Construction continued on an expanded fuel storage facility at New York’s shuttered Indian Point Energy center, where a subcontractor started building a vehicle barrier system to protect 127 casks of spent fuel, decommissioning lead Holtec International said last week.
Holtec International, Jupiter, Fla., briefed the local Decommissioning Oversight Board about the development April 26 at the board’s latest meeting. The next board meeting was scheduled for June 15.
Holtec has been in the crossfires of locals, both near Indian Point in New York and the Pilgrim Nuclear Power Station in Massachusetts, who are concerned about discharges of irradiated water from spent fuel storage pools during plant decommissioning.
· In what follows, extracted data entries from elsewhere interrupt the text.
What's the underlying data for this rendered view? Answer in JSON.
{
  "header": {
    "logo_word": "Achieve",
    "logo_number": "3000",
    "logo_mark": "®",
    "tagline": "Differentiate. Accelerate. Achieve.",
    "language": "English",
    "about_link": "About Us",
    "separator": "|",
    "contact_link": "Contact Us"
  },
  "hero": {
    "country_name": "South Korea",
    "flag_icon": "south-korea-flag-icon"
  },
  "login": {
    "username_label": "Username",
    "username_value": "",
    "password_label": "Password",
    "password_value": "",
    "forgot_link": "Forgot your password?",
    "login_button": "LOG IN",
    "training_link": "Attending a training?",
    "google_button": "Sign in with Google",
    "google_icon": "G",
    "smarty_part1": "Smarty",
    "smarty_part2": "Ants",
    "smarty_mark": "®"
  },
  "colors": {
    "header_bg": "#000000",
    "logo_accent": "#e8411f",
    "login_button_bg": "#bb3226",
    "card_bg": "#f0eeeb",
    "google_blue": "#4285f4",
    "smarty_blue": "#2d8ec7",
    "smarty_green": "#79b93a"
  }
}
The practice is routine for operating and shuttered plants and Holtec has maintained that at Indian Point, a discharge of wastewater into the Hudson River “poses the least public risk,” according to the presentation to the board.
Holtec in April postponed a plan to discharge irradiated water from the spent fuel pool of Indian Point’s Unit 2 reactor into the Hudson. The discharge had been scheduled for Thursday.
The company is meanwhile in negotiations with the state of New York about “improvements” to environmental sampling it helps pay for at and near Indian Point as part of the plant’s decommissioning. The company and the state last met on April 20. There will be “more to follow,” Holtec told the board Thusday. Holtec has meanwhile agreed temporarily not to proceed with a planned wastewater discharge that was scheduled for May.
Holtec took over Indian Point after the plant’s third reactor shut down in April 2021. The company has said it could finish decommissioning the facility by 2027.
All of the spent fuel from Indian Point’s Unit 2 and Unit 3 reactors should be transferred to the Independent Spent Fuel Storage Installation pads and fully fenced in by the end of December, Holtec said in its presentation to the board.